Keneler geçiyor doğanın üzerinden. -Aman diyim!- Kuş itlafından, kuş gribinden, ağaçlı yollardan, tarlalardan, yeşil alanlardan, meralardan, bağdan bahçeden geçiyor. Derilerimizin üzerinden, derede tepede yaptığımız pikniklerden; doğal olanla olmayanın savaşından geçiyor keneler. Doğal! Bir doğa yürüyüşü başlattılar ve bakalım nerede sonlanacak?
Geçen gün bir ilan çarptı gözüme; "Keneye karşı elbise!" Giyiyorsun; 'şazemmm!' Keneler patlıyor etrafında bir bir. Yetmedi keneye karşı sprey çıkmış. Kullanıyorsun derinin üzerine üzerine, kayganlaşan satıhta yürüyemiyor keneler. Bakalım o deriden neler türeyecek gelecek zamanda? Haberlerin ardı arkası kesilecek gibi değil; "Kullanılan ilaçlar keneleri azdırıyor!" Azdırıyor? Evet, azdırıyor. Çünkü bugünlerde basıyorlar toprağa-nebata ilacı ve bundan sadece keneler yararlanıyor. Yiyor yutuyor ve besleniyor hayvanlar. Oysa bu ilaçlamanın tarihi kış aylarına; yani kenenin toprak altına girdiği dönemlere rastlamalıymış. Hatta şöyle şeyler duyuyorum etraftan; önce ilaçlar satın alınıyor, sonra da yararı olur mu olmaz mı diye soruluyormuş bilirkişilere.
E alt tarafı bilirkişi; kenenin b.kundan sütünden ne anlayacak? 'Önce bir önlem alalım hele sonra sorarız' diye düşünmüşlerdir. Ama şöyle düşündüklerini de ben biliyorum; 'Bu ilaç neye yarıyor?' diye sorarsak bilirkişi bize şimdi bu ilacı aldırmaz. Kırk dereden su getirir hatta. 'Keneyi yok edecek ilaçlamanın zamanı kış aylarıdır' der bize ve nemalanma sürecimiz tavsar. Tavsamasın!" Eee küresel ısınmanın kene gelişimine katkısını da unutmayalım tabii.

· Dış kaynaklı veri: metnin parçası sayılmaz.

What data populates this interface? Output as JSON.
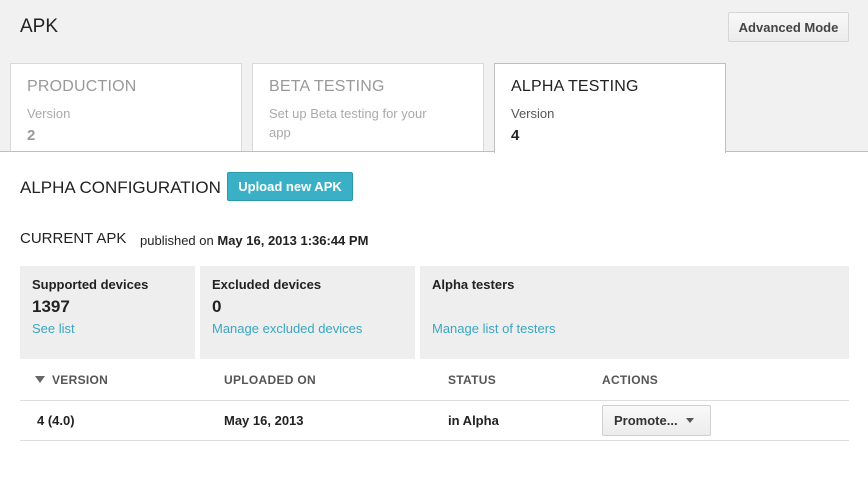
{
  "header": {
    "title": "APK",
    "advanced_mode_label": "Advanced Mode"
  },
  "tabs": [
    {
      "title": "PRODUCTION",
      "subtitle": "Version",
      "number": "2",
      "active": false
    },
    {
      "title": "BETA TESTING",
      "subtitle": "Set up Beta testing for your app",
      "number": "",
      "active": false
    },
    {
      "title": "ALPHA TESTING",
      "subtitle": "Version",
      "number": "4",
      "active": true
    }
  ],
  "config": {
    "title": "ALPHA CONFIGURATION",
    "upload_label": "Upload new APK"
  },
  "current_apk": {
    "label": "CURRENT APK",
    "published_prefix": "published on",
    "published_date": "May 16, 2013 1:36:44 PM"
  },
  "cards": [
    {
      "label": "Supported devices",
      "value": "1397",
      "link": "See list"
    },
    {
      "label": "Excluded devices",
      "value": "0",
      "link": "Manage excluded devices"
    },
    {
      "label": "Alpha testers",
      "value": "",
      "link": "Manage list of testers"
    }
  ],
  "table": {
    "headers": [
      "VERSION",
      "UPLOADED ON",
      "STATUS",
      "ACTIONS"
    ],
    "rows": [
      {
        "version": "4 (4.0)",
        "uploaded_on": "May 16, 2013",
        "status": "in Alpha",
        "action_label": "Promote..."
      }
    ]
  },
  "colors": {
    "accent": "#3ab0c6",
    "link": "#3aa7c0",
    "panel": "#eeeeee"
  }
}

Olsun; DDT ilacını -ki acayip etkili bir ziraat ilacıdır- bit temizlesin diye saç diplerine süren cehaletten buralara kadar geldik ya ona da şükür. Hiç olmazsa paçaları çorabın içine sokmak, piknik yerlerine başı-gözü kapalı giysilerle gidip oturmak, fazla eyleşmemek, ele geçen mektupzarf gibi şeyleri 'beyle beyle' parçalayıp açmamak gibi önlem paketlerinden yararlandık, bilgilendik, kültürlendik. Engin ve derin bir bilgi donanımımız var şimdi. Testislerine yapışan keneyi utandığı için sağlık elemanlarına söylemekten-bildirmekten çekinen dedenin kaybı bir vaka-i adiyeden sayılabilir mi? Sağlık için vücudunda yer yöre seçen başka bir millet biliyor musunuz?
Neyse mevzuu o değil; küresel ısınmanın dünyadaki tahribatı konusunda dert yanan bir Amerikalı yetkili memleketimizin doğa olaylarına duyarlı bir gazetecisine dert yanıyormuş; "Tabiat ananın bize yaptığına bakar mısınız?" Usta gazetecimizin yanıtı mevzunun kendisini en güzel biçimde açıklıyor aslında; "E siz bunu ananızı düzerken düşünecektiniz!"